Disagreement, it seems, is grounds for removing oneself from a relationship with another.
Cancel culture
That is what is so alarming about this “cancel culture”. We tend to keep company with people that look, sound and believe as we do. This is the basis for most communities: gangs, sports clubs, and religious organisations.
What is most concerning then is when groups of humans are called to express diverse viewpoints within a singular entity. In such a place, with such a people, disagreement would need to be something that is done well, right?
Of course, I am talking about the church. Differences do (and really, should) abound within the Body of Christ. Jesus sent his followers, intentionally, to “all nations”. All nations naturally translates to quite a bit of diversity.
Christians all around the world gather in a multitude of ways. Denominations do much to keep their unique traditions however even within their own ranks there exists difference and indeed disagreement around how best to maintain said traditions.
However, wherever disagreement exists there tends to be an easy “out” option. Removal of relationship. I highlight this effect of conflict over disagreement because it seems to me to be the most damaging.
Made for relationship
God made us for relationship—with the Divine Trinity, His good creation and our fellow humans. Made in the image of God, we reflect something of God, all of us. To remove ourselves from relationship with someone that thinks or acts different to us has an effect on this divine connection we share.
This divine connection should spur us on to love one another. We may not agree—in fact we most probably will disagree quite strongly. But not at the expense of relationship. Not at the cost of removing our presence from our fellow image-bearers.
In the Genesis account, Adam and Eve step into a reality (post-fruit eating) that exposes them to ruined relationships between God, each other, and creation. Its interesting to note that their relationship to each other “died” in the sense that they were shamed to be naked—all of themselves—to each other.
Since then, humans have removed ourselves from those we relate to, and we become poorer for it.
Leave or live with
Contextually, I have spoken to many a young adult wishing to leave a congregation because their Pastor believes contrary to them. Their theology is too different, perhaps, and so maybe they cannot maintain relationship with them.
One time, I had someone tell me they were leaving for a congregation that believed more of what they did. I warned them.
Outside of vastly different theological positions of some of the “big issues” (and even then I would caution and say separation is the last resort), I would say it grieves God to see saints leave congregations because of differences.

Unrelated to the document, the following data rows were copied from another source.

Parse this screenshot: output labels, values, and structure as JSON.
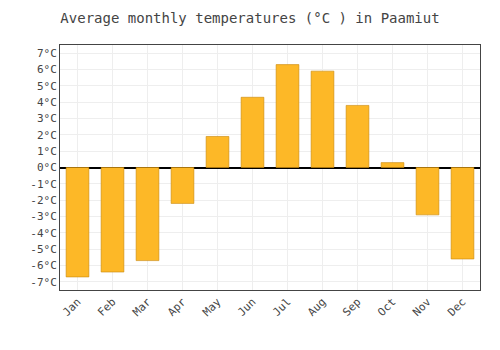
{
  "chart_data": {
    "type": "bar",
    "title": "Average monthly temperatures (°C ) in Paamiut",
    "categories": [
      "Jan",
      "Feb",
      "Mar",
      "Apr",
      "May",
      "Jun",
      "Jul",
      "Aug",
      "Sep",
      "Oct",
      "Nov",
      "Dec"
    ],
    "values": [
      -6.7,
      -6.4,
      -5.7,
      -2.2,
      1.9,
      4.3,
      6.3,
      5.9,
      3.8,
      0.3,
      -2.9,
      -5.6
    ],
    "color": "#FDB827",
    "ylim": [
      -7.5,
      7.5
    ],
    "yticks": [
      {
        "value": -7,
        "label": "-7°C"
      },
      {
        "value": -6,
        "label": "-6°C"
      },
      {
        "value": -5,
        "label": "-5°C"
      },
      {
        "value": -4,
        "label": "-4°C"
      },
      {
        "value": -3,
        "label": "-3°C"
      },
      {
        "value": -2,
        "label": "-2°C"
      },
      {
        "value": -1,
        "label": "-1°C"
      },
      {
        "value": 0,
        "label": "0°C"
      },
      {
        "value": 1,
        "label": "1°C"
      },
      {
        "value": 2,
        "label": "2°C"
      },
      {
        "value": 3,
        "label": "3°C"
      },
      {
        "value": 4,
        "label": "4°C"
      },
      {
        "value": 5,
        "label": "5°C"
      },
      {
        "value": 6,
        "label": "6°C"
      },
      {
        "value": 7,
        "label": "7°C"
      }
    ],
    "grid": true
  }
}
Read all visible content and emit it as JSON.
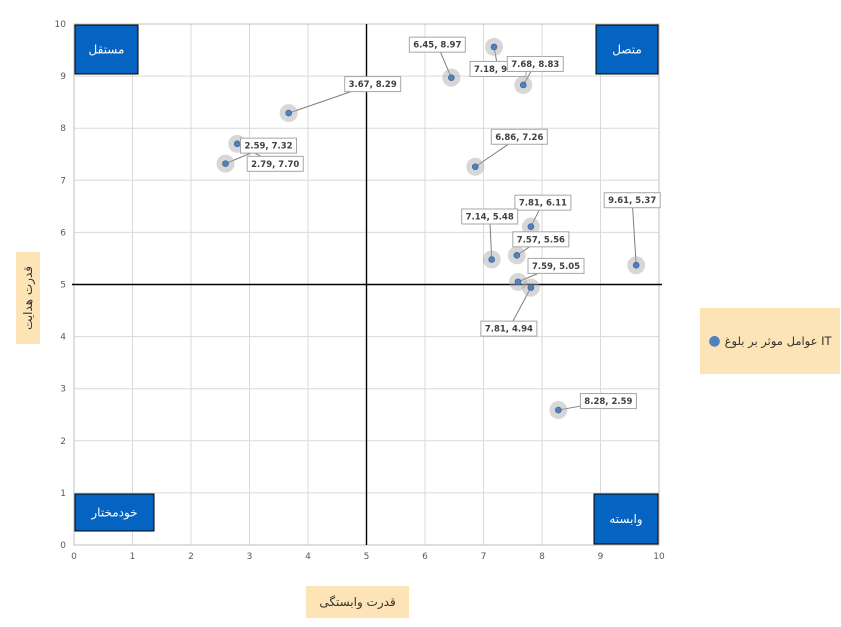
{
  "chart_data": {
    "type": "scatter",
    "xlabel": "قدرت وابستگی",
    "ylabel": "قدرت هدایت",
    "xlim": [
      0,
      10
    ],
    "ylim": [
      0,
      10
    ],
    "x_ticks": [
      "0",
      "1",
      "2",
      "3",
      "4",
      "5",
      "6",
      "7",
      "8",
      "9",
      "10"
    ],
    "y_ticks": [
      "0",
      "1",
      "2",
      "3",
      "4",
      "5",
      "6",
      "7",
      "8",
      "9",
      "10"
    ],
    "grid": true,
    "legend_position": "right",
    "series": [
      {
        "name": "عوامل موثر بر بلوغ IT",
        "points": [
          {
            "x": 6.45,
            "y": 8.97,
            "label": "6.45, 8.97"
          },
          {
            "x": 7.18,
            "y": 9.56,
            "label": "7.18, 9.56"
          },
          {
            "x": 7.68,
            "y": 8.83,
            "label": "7.68, 8.83"
          },
          {
            "x": 3.67,
            "y": 8.29,
            "label": "3.67, 8.29"
          },
          {
            "x": 2.79,
            "y": 7.7,
            "label": "2.79, 7.70"
          },
          {
            "x": 2.59,
            "y": 7.32,
            "label": "2.59, 7.32"
          },
          {
            "x": 6.86,
            "y": 7.26,
            "label": "6.86, 7.26"
          },
          {
            "x": 7.81,
            "y": 6.11,
            "label": "7.81, 6.11"
          },
          {
            "x": 7.14,
            "y": 5.48,
            "label": "7.14, 5.48"
          },
          {
            "x": 7.57,
            "y": 5.56,
            "label": "7.57, 5.56"
          },
          {
            "x": 7.59,
            "y": 5.05,
            "label": "7.59, 5.05"
          },
          {
            "x": 7.81,
            "y": 4.94,
            "label": "7.81, 4.94"
          },
          {
            "x": 9.61,
            "y": 5.37,
            "label": "9.61, 5.37"
          },
          {
            "x": 8.28,
            "y": 2.59,
            "label": "8.28, 2.59"
          }
        ]
      }
    ],
    "quadrants": {
      "top_left": "مستقل",
      "top_right": "متصل",
      "bottom_left": "خودمختار",
      "bottom_right": "وابسته"
    },
    "divider_x": 5,
    "divider_y": 5,
    "colors": {
      "point": "#4f81bd",
      "quadrant_box": "#0563c1",
      "axis_title_bg": "#fce4b6",
      "grid": "#d9d9d9"
    }
  }
}
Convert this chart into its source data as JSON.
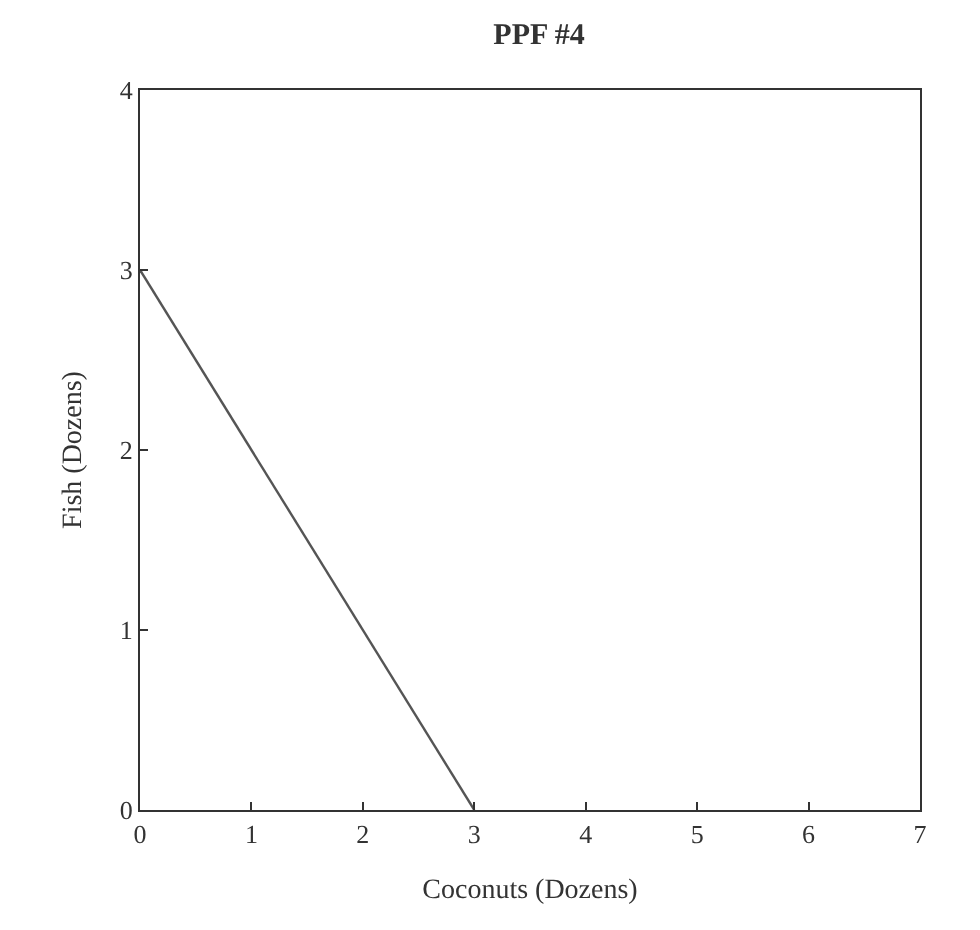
{
  "chart_data": {
    "type": "line",
    "title": "PPF #4",
    "xlabel": "Coconuts (Dozens)",
    "ylabel": "Fish (Dozens)",
    "x": [
      0,
      3
    ],
    "series": [
      {
        "color": "#555555",
        "values": [
          3,
          0
        ]
      }
    ],
    "xlim": [
      0,
      7
    ],
    "xticks": [
      0,
      1,
      2,
      3,
      4,
      5,
      6,
      7
    ],
    "ylim": [
      0,
      4
    ],
    "yticks": [
      0,
      1,
      2,
      3,
      4
    ],
    "marker": "none",
    "line_style": "solid"
  }
}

Now in my third year of ministry, I have ministered alongside and to vastly different people—some whose theology lines up completely with mine while others are as opposing as chalk is to cheese.
But I have learnt to live with difference and disagreement because people are bearers of the same image and they like me see things imperfectly. If we as the church can get good at this, then maybe we can truly witness to a world that is struggling to get along with their own differences.